Nous sommes ici en présence d’un dépouillement, d’un détachement de la matière et le temps n’a plus de prise sur l’Homme. Ne reste que ce qui est commun aux individus : » une histoire sans histoires, une incidence sans incidents, hors de » la poussière d’instants » comme le dit Bachelard à propos du temps dans son livre L’INTUITION DE L’INSTANT.
« Foule, groupe, couple, individu, portrait, tout ou partie du tout de la personne humaine ; solitude, isolement, enfermement, espace carcéral ; formes décharnées, osseuses, expressives, expressionnistes, uniformes, anonymes, stéréotypées ; corps hiératiques, répétés, alignés, encastrés, compilés ; corps en marche, corps morts ; portraits fragmentés, morcelés, puzzle, constituent l’essentiel, inlassablement, de mes préoccupations plastiques depuis de nombreuses années. » écrit encore Joëlle ARNUT-HANEBALI et nous ne pouvons que nous interroger.
Comment le dépouillement, la trace des êtres, leur durée morte d’un passé aussi vide que leur avenir peut-il autant nous toucher lorsque nous entrons dans la salle d’exposition ? Au premier regard, nous sommes frappés, au sens propre du terme, par ces séries de traces de corps qui réveillent chez quelques uns d’entre nous des souvenirs d’un temps historique dur et conduisant les corps à la mort.
Et puis il y a l’élégance du noir et blanc et de la terre d’ocre rehaussée par les pastels ou la peinture dorée.

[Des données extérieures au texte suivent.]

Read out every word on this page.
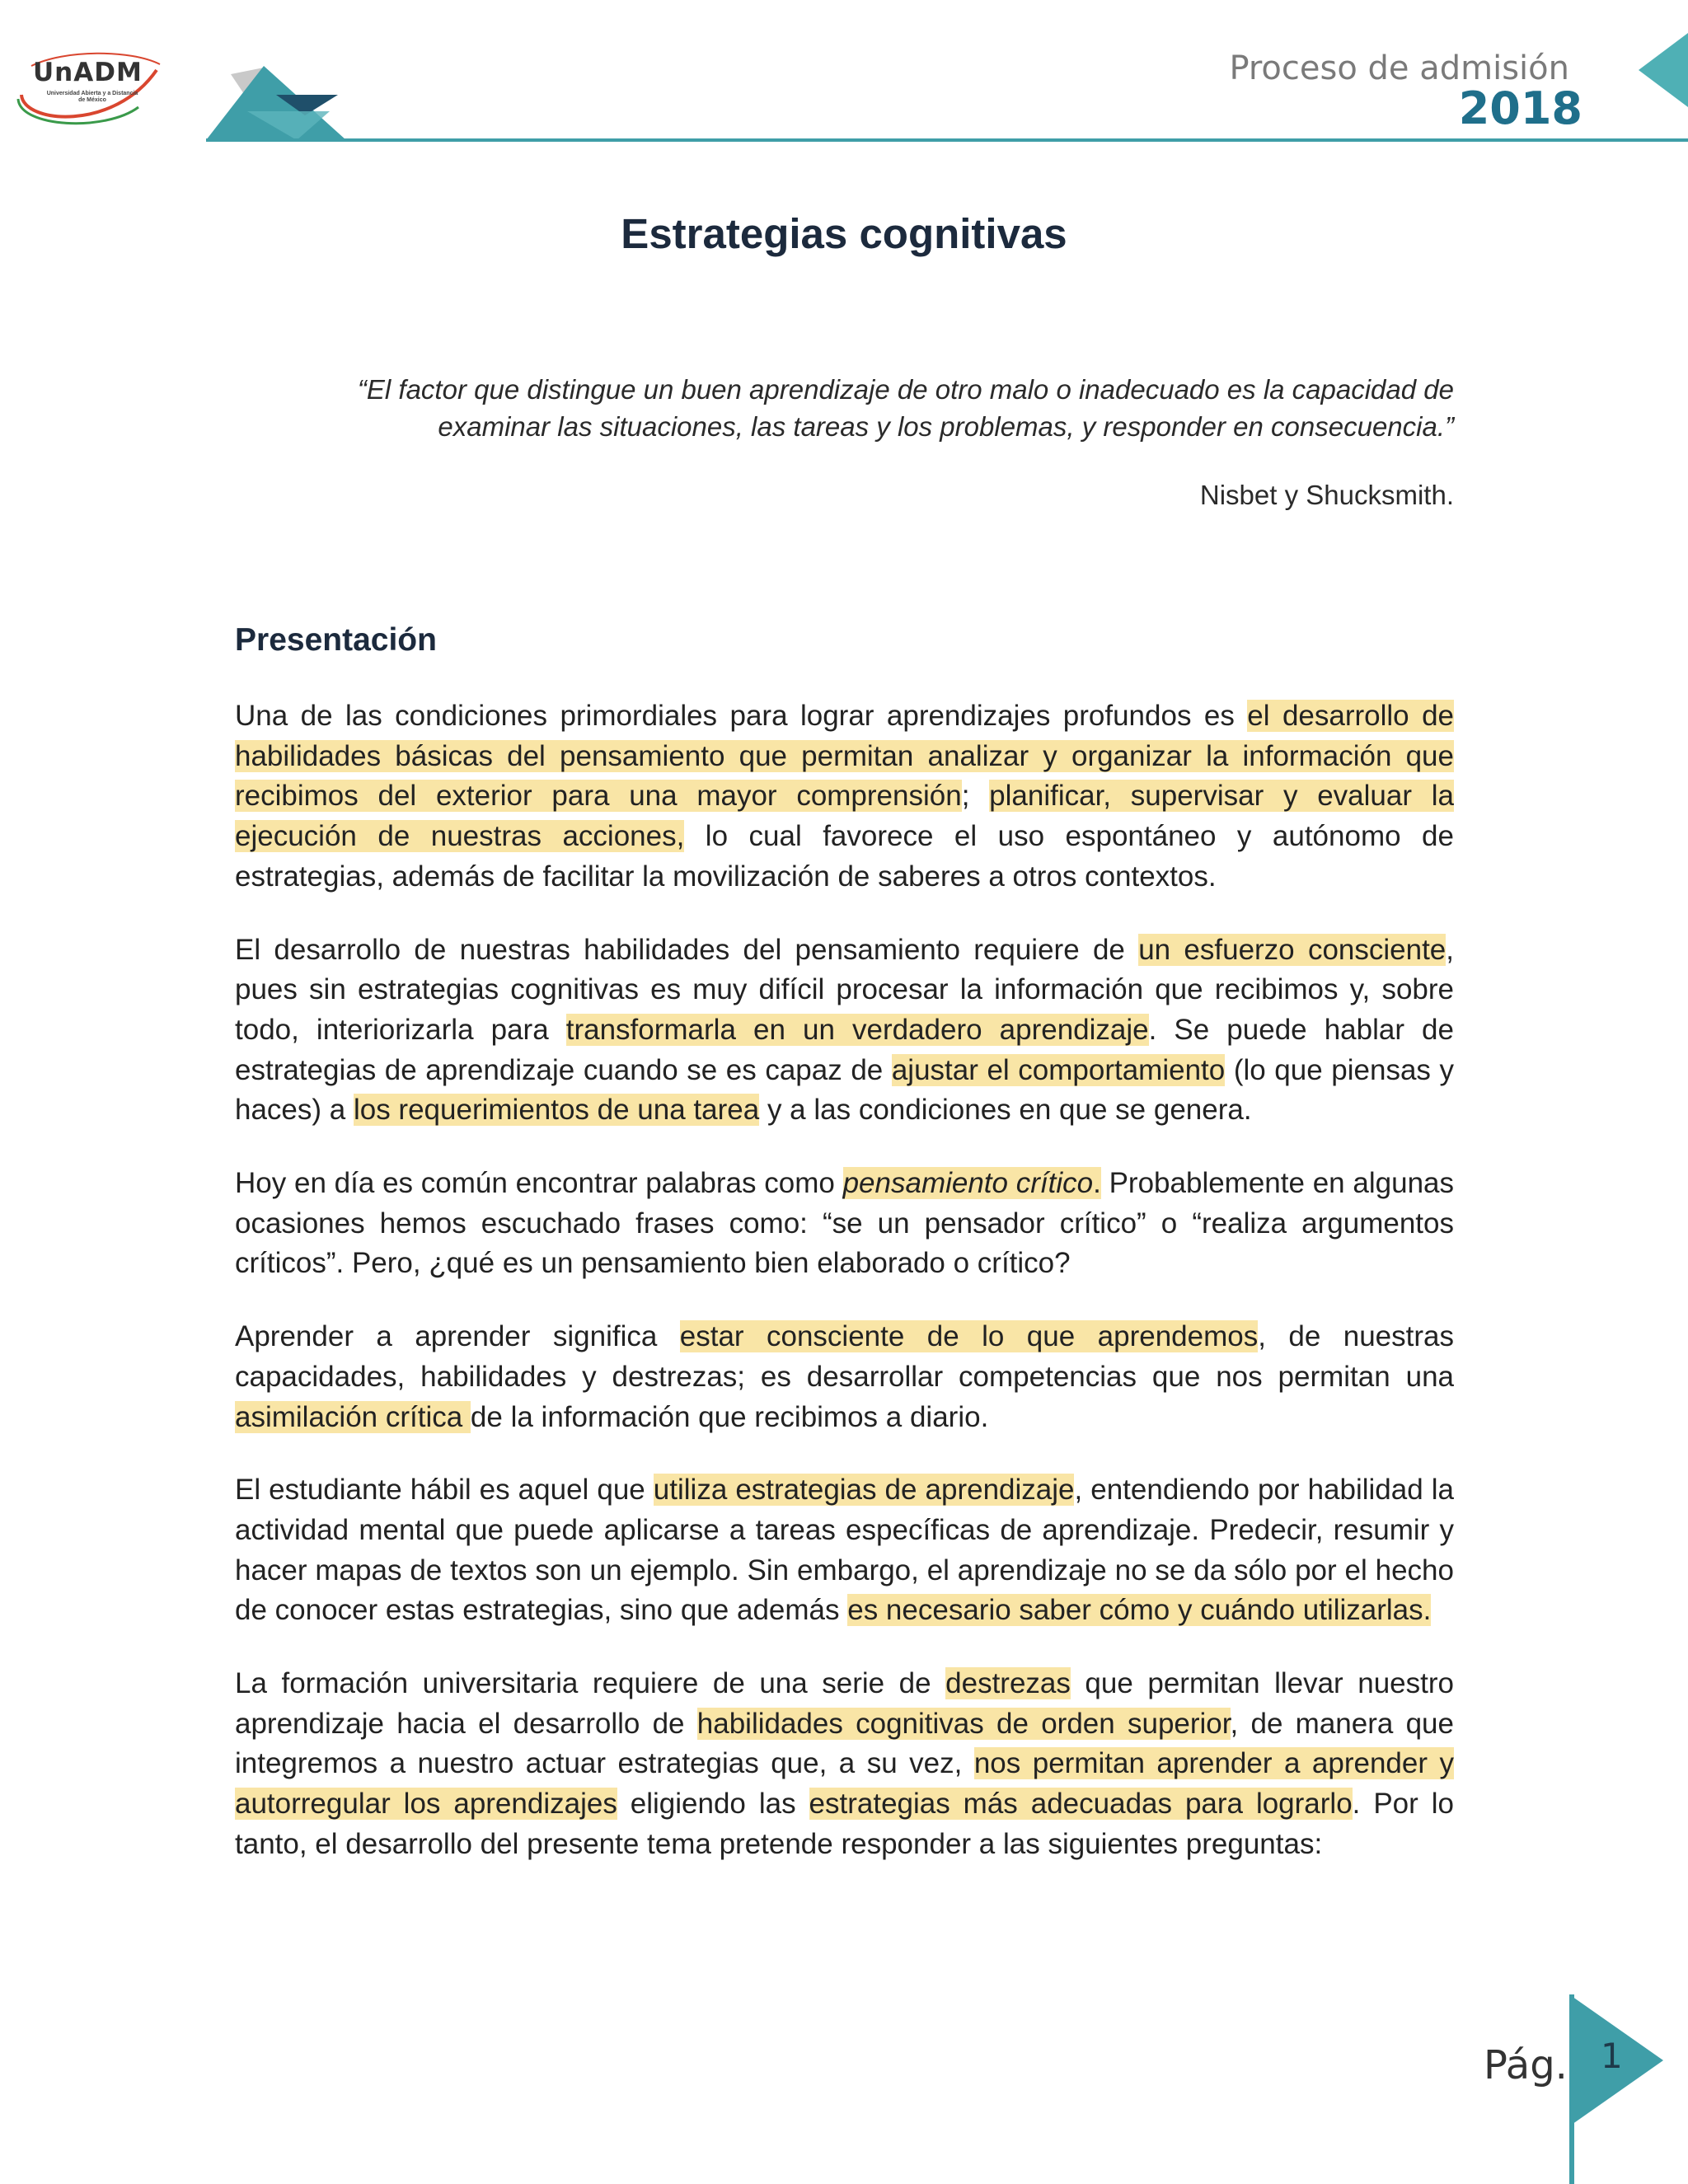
UnADM
Universidad Abierta y a Distancia de México
Proceso de admisión
2018
Estrategias cognitivas
“El factor que distingue un buen aprendizaje de otro malo o inadecuado es la capacidad de
examinar las situaciones, las tareas y los problemas, y responder en consecuencia.”
Nisbet y Shucksmith.
Presentación

Una de las condiciones primordiales para lograr aprendizajes profundos es el desarrollo de habilidades básicas del pensamiento que permitan analizar y organizar la información que recibimos del exterior para una mayor comprensión; planificar, supervisar y evaluar la ejecución de nuestras acciones, lo cual favorece el uso espontáneo y autónomo de estrategias, además de facilitar la movilización de saberes a otros contextos.

El desarrollo de nuestras habilidades del pensamiento requiere de un esfuerzo consciente, pues sin estrategias cognitivas es muy difícil procesar la información que recibimos y, sobre todo, interiorizarla para transformarla en un verdadero aprendizaje. Se puede hablar de estrategias de aprendizaje cuando se es capaz de ajustar el comportamiento (lo que piensas y haces) a los requerimientos de una tarea y a las condiciones en que se genera.

Hoy en día es común encontrar palabras como pensamiento crítico. Probablemente en algunas ocasiones hemos escuchado frases como: “se un pensador crítico” o “realiza argumentos críticos”. Pero, ¿qué es un pensamiento bien elaborado o crítico?

Aprender a aprender significa estar consciente de lo que aprendemos, de nuestras capacidades, habilidades y destrezas; es desarrollar competencias que nos permitan una asimilación crítica de la información que recibimos a diario.

El estudiante hábil es aquel que utiliza estrategias de aprendizaje, entendiendo por habilidad la actividad mental que puede aplicarse a tareas específicas de aprendizaje. Predecir, resumir y hacer mapas de textos son un ejemplo. Sin embargo, el aprendizaje no se da sólo por el hecho de conocer estas estrategias, sino que además es necesario saber cómo y cuándo utilizarlas.

La formación universitaria requiere de una serie de destrezas que permitan llevar nuestro aprendizaje hacia el desarrollo de habilidades cognitivas de orden superior, de manera que integremos a nuestro actuar estrategias que, a su vez, nos permitan aprender a aprender y autorregular los aprendizajes eligiendo las estrategias más adecuadas para lograrlo. Por lo tanto, el desarrollo del presente tema pretende responder a las siguientes preguntas:

Pág. 1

Il y a l’éclat éthéré de l’âme des individus ; tout ce qui traverse les âges et perdure dans le souvenir. Nous sommes dans la construction mentale qui nous fait toucher du doigt l’éternité; le rythme dans les séries, les alignements, la répétition des corps ou des parties du corps œil ou bouche, est un moyen de conserver les énergies les plus diverses et de les transmettre.
A la suite de cette rencontre j’ai eu envie de relire ce poème de François Cheng / Le livre du Vide médian
Ici
Nous avons posé l’obscur
Nous avons posé l’éclat
Pour qu’un jour se souvienne
Ici
Nous avons tracé le trait
Nous avons laissé vacant
Pour qu’enfin advienne
Je vous invite à plonger dans l’univers de Joëlle ARNUT-HANEBALI , à prendre le temps de vous interroger avec elle; à savourer cette empreinte des individus qui ne subsiste que dans le regard et sur les lèvres des vivants que nous sommes et dans l’art si expressif de l’artiste. Comment le minimalisme des formes épurées en symphonie noire et blanche peut-il créer un tel expressionisme, un tel dialogue entre le spectateur et les œuvres ? Les bouches ont la force des champs de coquelicots noir et or. L’œil noir est la matrice d’un espace peuplé d’yeux blancs qui ont poussé par en-dessous et l’artiste se fait voyeur du spectateur. Les silhouettes se pressent dans l’espace selon une règle leur laissant peu d’espace et le tout nous renvoie à notre propre souffle vital. Nous sommes dans l’instant , à vivre intensément alors que l’œuvre de Joëlle ARNUT-HANEBALI a gagné une dimension autre dans L’espace-temps.